Un des fondements de la poétique surréaliste est l’éloge du choc visuel, l’abondance de juxtaposition d’images et d’objets incongrus, agencés dans le but de perturber, de susciter une ambigüité. La présence d’humour noir, les principes d’écritures automatiques, tout ces jeux artistiques prônent une nouvelle voie d’accès au monde. La réalité est modifiée, elle est autre. Pour les surréalistes, l’œil, que Buñuel déchiquètera à la première scène du Chien Andalou par exemple, est une véritable métaphore politique. Les surréalistes aspirent à dépasser une ambition seulement picturale, et veulent introduire un regard révolutionnaire qui bouleverserait le monde.  En sectionnant cet œil, Buñuel cherche à savoir ce qui se trouve à l’origine du regard, qu’est-ce qui se cache derrière le regard ?

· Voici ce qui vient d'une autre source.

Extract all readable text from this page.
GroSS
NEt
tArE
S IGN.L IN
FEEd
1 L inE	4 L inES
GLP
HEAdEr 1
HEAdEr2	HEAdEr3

 Ce dossier présente un raisonnement clair, qui suit une problématique qui nous intéresse : Comment ce cinéaste, depuis l’opération initiale qu’il a fait subir à notre oeil, nous a-t-il permis de porter, à travers son oeuvre, un regard surréaliste sur le monde ? Comment son parcours singulier a-t-il pu influencer son rapport au surréalisme ?

 Ce que ce dossier nous apprend, c’est que la tradition cinématographique surréaliste préserve les principes des arts plastiques.  Buñuel tente véritablement « d’exprimer […] le fonctionnement réel de la pensée […] en l’absence de tout contrôle exercé par la raison ». Le film possède également une lecture Freudienne : le désir masculin est représenté par un plan de lune cisaillée par un nuage “violent et urgent, une pulsion qui submerge l’homme et à laquelle il ne peut échapper. Le film suit le parcours et l’évolution de ce désir, qui au final se révèle frustrant et voué à l’échec.” Les plans s’enchaînent tels des séquences imagés d’une hallucination, mêlant humour noir, folie et érotisme.

Au final, ce dossier pose toutes les bonnes questions, et permet d’analyser en profondeur tous les aspects d’un film qualifié de « surréaliste ». Nous vous recommandons fortement la lecture de cette dissertation si vous souhaitez mieux comprendre ce rêve mis en image.